Starring: Jackie Kerin and John Jarratt
Distributor: Second Sight Films
RRP: £19.99

2NDBR4096
5 028836 040965

Certificate: 15
Release Date: 25 March 2019


When her mother dies, Linda Stevens inherits a large house called Montclare, which was turned into a retirement home years before by her mother and her mother’s sister. Now she is in charge of elderly residents and staff, and there is no money. Furthermore, something strange is going on. Someone is moving around the house at night, distant voices are heard and taps are being left on. At first she suspects it is one of the residents, like an old war veteran who is starting to lose his faculties. But she hears a ball being bounced, and then a resident tries to take a bath only to find a dead body under the water. History is beginning to repeat itself, and Linda’s own vivid nightmares are a portent of things to come, as a secret at Montclare is unlocked...
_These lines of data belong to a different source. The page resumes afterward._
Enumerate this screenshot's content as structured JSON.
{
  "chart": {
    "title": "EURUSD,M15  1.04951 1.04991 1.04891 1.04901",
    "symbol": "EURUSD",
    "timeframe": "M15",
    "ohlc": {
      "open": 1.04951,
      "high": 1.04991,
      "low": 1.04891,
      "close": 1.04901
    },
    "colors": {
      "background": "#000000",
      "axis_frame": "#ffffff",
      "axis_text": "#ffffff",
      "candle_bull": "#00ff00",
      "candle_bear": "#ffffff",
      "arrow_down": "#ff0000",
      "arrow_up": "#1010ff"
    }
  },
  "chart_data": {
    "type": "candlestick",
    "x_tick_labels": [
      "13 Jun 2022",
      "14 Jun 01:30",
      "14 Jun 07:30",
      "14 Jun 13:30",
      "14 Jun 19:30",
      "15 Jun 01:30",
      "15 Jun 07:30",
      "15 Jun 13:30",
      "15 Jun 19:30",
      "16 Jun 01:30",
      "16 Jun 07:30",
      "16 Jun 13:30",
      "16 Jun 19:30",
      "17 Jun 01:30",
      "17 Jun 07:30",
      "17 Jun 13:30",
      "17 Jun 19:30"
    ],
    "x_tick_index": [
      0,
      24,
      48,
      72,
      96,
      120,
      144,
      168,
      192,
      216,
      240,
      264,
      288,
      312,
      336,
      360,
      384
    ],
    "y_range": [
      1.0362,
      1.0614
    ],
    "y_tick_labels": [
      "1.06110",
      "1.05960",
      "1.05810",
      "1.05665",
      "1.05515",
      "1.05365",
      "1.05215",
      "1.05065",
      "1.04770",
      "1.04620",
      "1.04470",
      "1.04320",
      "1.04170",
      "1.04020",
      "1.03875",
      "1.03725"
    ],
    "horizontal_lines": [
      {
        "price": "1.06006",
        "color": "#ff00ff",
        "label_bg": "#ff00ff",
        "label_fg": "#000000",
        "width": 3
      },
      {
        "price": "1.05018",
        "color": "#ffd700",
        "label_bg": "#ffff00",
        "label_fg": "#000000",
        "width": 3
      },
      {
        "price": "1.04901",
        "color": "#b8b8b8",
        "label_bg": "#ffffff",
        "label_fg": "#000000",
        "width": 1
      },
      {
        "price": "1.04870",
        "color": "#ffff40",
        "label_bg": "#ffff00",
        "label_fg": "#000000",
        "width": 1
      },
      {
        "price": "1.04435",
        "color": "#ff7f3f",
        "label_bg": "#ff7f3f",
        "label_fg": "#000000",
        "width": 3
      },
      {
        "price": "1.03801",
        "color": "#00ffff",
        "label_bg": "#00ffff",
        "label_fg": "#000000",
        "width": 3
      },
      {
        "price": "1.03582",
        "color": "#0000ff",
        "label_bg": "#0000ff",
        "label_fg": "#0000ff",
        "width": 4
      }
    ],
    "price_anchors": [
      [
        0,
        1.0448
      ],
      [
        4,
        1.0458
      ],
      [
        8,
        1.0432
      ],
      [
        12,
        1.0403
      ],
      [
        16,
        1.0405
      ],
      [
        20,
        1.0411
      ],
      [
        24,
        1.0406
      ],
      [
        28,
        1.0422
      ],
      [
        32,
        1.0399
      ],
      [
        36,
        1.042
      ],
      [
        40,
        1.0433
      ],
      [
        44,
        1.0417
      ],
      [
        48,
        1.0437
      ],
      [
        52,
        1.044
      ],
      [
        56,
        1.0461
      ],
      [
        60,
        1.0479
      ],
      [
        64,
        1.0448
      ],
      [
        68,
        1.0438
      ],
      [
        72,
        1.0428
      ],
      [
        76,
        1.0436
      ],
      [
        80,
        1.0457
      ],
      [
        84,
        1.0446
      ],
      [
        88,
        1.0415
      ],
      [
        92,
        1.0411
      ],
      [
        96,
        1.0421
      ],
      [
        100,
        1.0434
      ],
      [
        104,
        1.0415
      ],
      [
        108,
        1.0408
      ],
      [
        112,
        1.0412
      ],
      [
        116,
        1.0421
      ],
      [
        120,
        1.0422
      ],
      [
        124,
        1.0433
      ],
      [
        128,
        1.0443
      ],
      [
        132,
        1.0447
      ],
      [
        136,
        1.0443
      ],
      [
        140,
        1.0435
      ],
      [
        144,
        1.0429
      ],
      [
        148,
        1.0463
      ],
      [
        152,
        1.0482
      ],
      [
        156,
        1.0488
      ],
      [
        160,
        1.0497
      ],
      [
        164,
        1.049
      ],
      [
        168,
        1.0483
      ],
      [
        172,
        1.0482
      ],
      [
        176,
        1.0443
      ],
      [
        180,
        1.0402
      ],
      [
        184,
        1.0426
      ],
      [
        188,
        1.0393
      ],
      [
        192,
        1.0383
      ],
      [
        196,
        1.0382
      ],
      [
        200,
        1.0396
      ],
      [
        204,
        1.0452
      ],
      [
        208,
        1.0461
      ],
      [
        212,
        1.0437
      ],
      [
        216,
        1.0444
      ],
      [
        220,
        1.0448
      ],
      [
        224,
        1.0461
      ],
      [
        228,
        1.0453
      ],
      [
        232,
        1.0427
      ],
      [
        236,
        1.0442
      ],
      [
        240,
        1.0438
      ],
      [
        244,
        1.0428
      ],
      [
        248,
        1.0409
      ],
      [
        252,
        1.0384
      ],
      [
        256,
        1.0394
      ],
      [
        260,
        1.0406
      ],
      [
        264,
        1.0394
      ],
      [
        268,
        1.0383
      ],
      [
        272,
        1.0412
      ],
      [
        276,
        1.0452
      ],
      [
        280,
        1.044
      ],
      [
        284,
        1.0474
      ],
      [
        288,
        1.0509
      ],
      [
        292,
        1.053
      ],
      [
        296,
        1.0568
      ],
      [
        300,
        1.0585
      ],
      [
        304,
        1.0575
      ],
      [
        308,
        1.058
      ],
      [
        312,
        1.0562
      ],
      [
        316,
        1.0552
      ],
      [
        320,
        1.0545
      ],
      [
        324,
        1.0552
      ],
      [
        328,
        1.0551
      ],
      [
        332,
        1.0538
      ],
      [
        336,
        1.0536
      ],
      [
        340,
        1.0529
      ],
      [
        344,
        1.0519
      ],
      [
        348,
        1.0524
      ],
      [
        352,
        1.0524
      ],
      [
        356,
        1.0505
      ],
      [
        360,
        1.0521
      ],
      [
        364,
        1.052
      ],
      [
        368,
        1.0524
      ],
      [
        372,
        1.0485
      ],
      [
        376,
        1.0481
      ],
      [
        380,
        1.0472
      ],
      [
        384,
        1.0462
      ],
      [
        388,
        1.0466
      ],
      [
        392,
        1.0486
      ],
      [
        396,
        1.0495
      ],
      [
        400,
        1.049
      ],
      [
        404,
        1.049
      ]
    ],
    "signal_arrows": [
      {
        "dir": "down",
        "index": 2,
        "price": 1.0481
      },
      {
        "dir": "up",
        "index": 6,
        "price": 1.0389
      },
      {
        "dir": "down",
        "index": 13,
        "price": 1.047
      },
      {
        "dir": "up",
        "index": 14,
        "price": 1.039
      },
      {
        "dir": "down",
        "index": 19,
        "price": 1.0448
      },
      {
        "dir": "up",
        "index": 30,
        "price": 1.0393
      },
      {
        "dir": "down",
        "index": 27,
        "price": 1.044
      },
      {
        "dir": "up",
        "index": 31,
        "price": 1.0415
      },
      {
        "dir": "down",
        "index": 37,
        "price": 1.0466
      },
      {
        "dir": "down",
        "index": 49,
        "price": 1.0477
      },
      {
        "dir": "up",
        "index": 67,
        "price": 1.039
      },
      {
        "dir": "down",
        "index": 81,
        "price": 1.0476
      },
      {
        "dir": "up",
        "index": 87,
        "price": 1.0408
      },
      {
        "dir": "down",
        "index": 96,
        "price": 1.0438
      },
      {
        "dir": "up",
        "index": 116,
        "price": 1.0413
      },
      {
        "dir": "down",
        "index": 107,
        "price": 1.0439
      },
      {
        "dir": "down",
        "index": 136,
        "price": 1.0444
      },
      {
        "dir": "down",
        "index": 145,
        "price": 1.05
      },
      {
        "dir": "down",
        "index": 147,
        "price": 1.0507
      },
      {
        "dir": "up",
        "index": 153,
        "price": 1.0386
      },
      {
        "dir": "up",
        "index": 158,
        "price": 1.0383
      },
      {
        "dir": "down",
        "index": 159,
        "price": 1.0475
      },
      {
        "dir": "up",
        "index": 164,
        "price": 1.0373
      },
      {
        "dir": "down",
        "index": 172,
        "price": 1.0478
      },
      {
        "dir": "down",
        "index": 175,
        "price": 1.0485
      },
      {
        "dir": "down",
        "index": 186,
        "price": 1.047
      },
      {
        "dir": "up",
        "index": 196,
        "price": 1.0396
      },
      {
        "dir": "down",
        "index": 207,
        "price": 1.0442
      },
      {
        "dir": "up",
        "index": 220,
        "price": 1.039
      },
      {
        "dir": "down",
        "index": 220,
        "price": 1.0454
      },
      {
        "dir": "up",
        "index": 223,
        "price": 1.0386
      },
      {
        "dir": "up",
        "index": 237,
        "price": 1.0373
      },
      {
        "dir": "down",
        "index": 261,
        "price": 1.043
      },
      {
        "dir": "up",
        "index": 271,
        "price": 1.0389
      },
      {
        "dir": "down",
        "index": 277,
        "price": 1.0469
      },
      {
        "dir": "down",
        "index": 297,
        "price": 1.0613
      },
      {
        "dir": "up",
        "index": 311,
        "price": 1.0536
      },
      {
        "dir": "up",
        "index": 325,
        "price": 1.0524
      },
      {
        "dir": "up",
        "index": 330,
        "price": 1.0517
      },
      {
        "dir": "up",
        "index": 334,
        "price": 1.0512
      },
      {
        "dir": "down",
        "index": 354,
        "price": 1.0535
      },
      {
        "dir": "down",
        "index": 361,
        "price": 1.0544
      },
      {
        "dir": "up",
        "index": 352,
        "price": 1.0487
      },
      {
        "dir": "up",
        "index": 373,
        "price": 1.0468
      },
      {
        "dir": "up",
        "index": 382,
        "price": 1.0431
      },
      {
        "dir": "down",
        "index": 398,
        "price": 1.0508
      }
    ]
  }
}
This is an Australian film which was aided by the New Zealand Film Commission. It was directed by Tony Williams and released in 1982. The film was praised by Quentin Tarantino in the documentary Not Quite Hollywood, and has been likened to Stanley Kubrick’s adaptation of Stephen King’s The Shining. However, the only similarities are the young child in the corridor sequences with the red ball, and the seemingly receding passageways. For a film in which very little of any significance happens for long periods of time, Next of Kin does have the underlying power to keep you interested. I like the ghostly drowning man outside the window; it’s spooky but far too brief, and has little justification.

There are clichés, too, like suddenly pulling back the closed shower curtail to reveal no one is there. Also, the figure standing outside a building – or a distance away – watching, is overused these days (films such as John Carpenter’s Halloween from 1978 and Poltergeist started the trend), but still manages to heighten the tension. In these films you should never trust any newcomers: in this case, the cat and the new elderly arrival at the home. The ghostly goings on are proved to be somewhat superfluous, because the climactic scene involves real people and real conflict.

Nevertheless, the loneliness of the key character rings your sympathy bells. She readily hitches-up casually with a man from her past for temporary comfort, but is essentially a lone wolf as she reads her mother’s diaries and faces-up to the truth. In this you admire her pluckiness, too. There are some nice moments featuring the old soldier, who stands out in the rain because he’s curious, steps into the fountain because he has found a piece of clothing, and particularly when Linda recruits him to help her take the washing down when it begins to rain and gets in a right old mess (which is both funny and sad). Later, they are folding a large sheet between them, Linda in a gazebo and the old man outside, when it hammers down with rain. He doesn’t react, so she pulls on the sheet which causes him to stumble into the gazebo and under cover.

Extras include: two commentaries (one with the director and producer, the other with member of the cast); Return to Montclare (a location visit); deleted scenes and trailers; two Tony Williams short films; bizarrely, the full ballroom dancing footage (when only a brief sequence is shown on a TV in the film); and extended interviews from Not Quite Hollywood.